= Monoecy =

Sexual system in seed plants

Monoecy (from Ancient Greek μονοικία 'one household'; adj. monoecious), is a sexual system in seed plants where separate male and female cones or flowers are present on the same plant. It is a monomorphic sexual system comparable with gynomonoecy, andromonoecy and trimonoecy, and contrasted with dioecy where individual plants produce cones or flowers of only one sex, and with bisexual or hermaphroditic plants in which male and female gametes are produced in the same flower.

Monoecy often co-occurs with anemophily, because it prevents self-pollination of individual flowers and reduces the probability of self-pollination between male and female flowers on the same plant.

Monoecy in angiosperms has been of interest for evolutionary biologists since Charles Darwin.

== Terminology ==
Monoecious comes from the Greek words for one house.

==History==
The term monoecy was first introduced in 1735 by Carl Linnaeus. Darwin noted that the flowers of monoecious species sometimes showed traces of the opposite sex function, suggesting that they evolved via hermaphroditism.

== Occurrence ==
Monoecy is most common in temperate climates and is often associated with inefficient pollinators or wind-pollinated plants. It may be beneficial to reducing pollen-stigma interference, thus increasing seed production.

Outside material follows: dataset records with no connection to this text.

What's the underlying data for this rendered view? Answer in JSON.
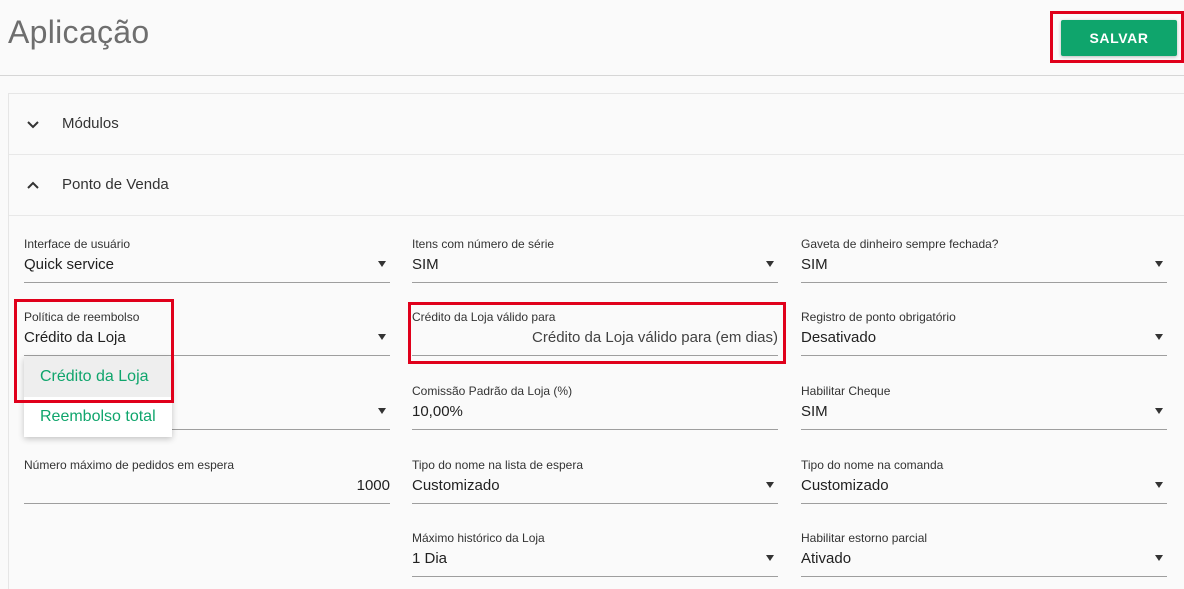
{
  "header": {
    "title": "Aplicação",
    "save_label": "SALVAR"
  },
  "colors": {
    "accent": "#0fa56c",
    "highlight": "#e0001b"
  },
  "accordion": {
    "modulos": {
      "label": "Módulos",
      "icon": "chevron-down-icon",
      "expanded": false
    },
    "ponto_de_venda": {
      "label": "Ponto de Venda",
      "icon": "chevron-up-icon",
      "expanded": true
    }
  },
  "fields": {
    "interface_usuario": {
      "label": "Interface de usuário",
      "value": "Quick service"
    },
    "itens_numero_serie": {
      "label": "Itens com número de série",
      "value": "SIM"
    },
    "gaveta_dinheiro": {
      "label": "Gaveta de dinheiro sempre fechada?",
      "value": "SIM"
    },
    "politica_reembolso": {
      "label": "Política de reembolso",
      "value": "Crédito da Loja"
    },
    "credito_valido": {
      "label": "Crédito da Loja válido para",
      "placeholder": "Crédito da Loja válido para (em dias)"
    },
    "registro_ponto": {
      "label": "Registro de ponto obrigatório",
      "value": "Desativado"
    },
    "comissao_padrao": {
      "label": "Comissão Padrão da Loja (%)",
      "value": "10,00%"
    },
    "habilitar_cheque": {
      "label": "Habilitar Cheque",
      "value": "SIM"
    },
    "max_pedidos_espera": {
      "label": "Número máximo de pedidos em espera",
      "value": "1000"
    },
    "tipo_nome_espera": {
      "label": "Tipo do nome na lista de espera",
      "value": "Customizado"
    },
    "tipo_nome_comanda": {
      "label": "Tipo do nome na comanda",
      "value": "Customizado"
    },
    "maximo_historico": {
      "label": "Máximo histórico da Loja",
      "value": "1 Dia"
    },
    "estorno_parcial": {
      "label": "Habilitar estorno parcial",
      "value": "Ativado"
    }
  },
  "dropdown": {
    "options": [
      "Crédito da Loja",
      "Reembolso total"
    ]
  }
}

Around 10% of all seed plant species are monoecious. A substantial majority of conifers are monoecious, including the entirety of Pinaceae and most of Cupressaceae. It is present in 7% of angiosperms. Almost all of the order Fagales are monoecious, including all of the major temperate tree genera Alnus (alder), Betula (birch), Castanea (chestnut), Fagus (beech), Juglans (walnut), and Quercus (oak). Most Cucurbitaceae are monoecious including most watermelon cultivars. It is prevalent in Euphorbiaceae. Dioecy is replaced by monoecy in polyploid populations of Mercurialis annua. Monoecious hemp was first reported in 1929.

===Maize===

Maize is monoecious since both pistillate (female) and stamenate (male) flowers occur on the same plant. The pistillate flowers are present on the ears of corn and the stamenate flowers are in the tassel at the top of the stalk. In the ovules of the pistillate flowers, diploid cells called megaspore mother cells undergo meiosis to produce haploid megaspores. In the anthers of the stamenate flowers, diploid pollen mother cells undergo meiosis to produce pollen grains. Meiosis in maize requires gene product RAD51, a protein employed in recombinational repair of DNA double-strand breaks.

== Evolution ==

The evolution of monoecy has received little attention.

Male and female flowers evolve from hermaphroditic flowers via andromonoecy or gynomonoecy.

In amaranths monoecy may have evolved from hermaphroditism through various processes caused by male sterility genes and female fertility genes.

Monoecy may be an intermediate state between hermaphroditism and dioecy. Evolution from dioecy to monoecy probably involves disruptive selection on floral sex ratios. Monoecy is also considered to be a step in the evolutionary pathway from hermaphroditism towards dioecy. Some authors even argue monoecy and dioecy are related. But, there is also evidence that monoecy is a pathway from sequential hermaphroditism to dioecy.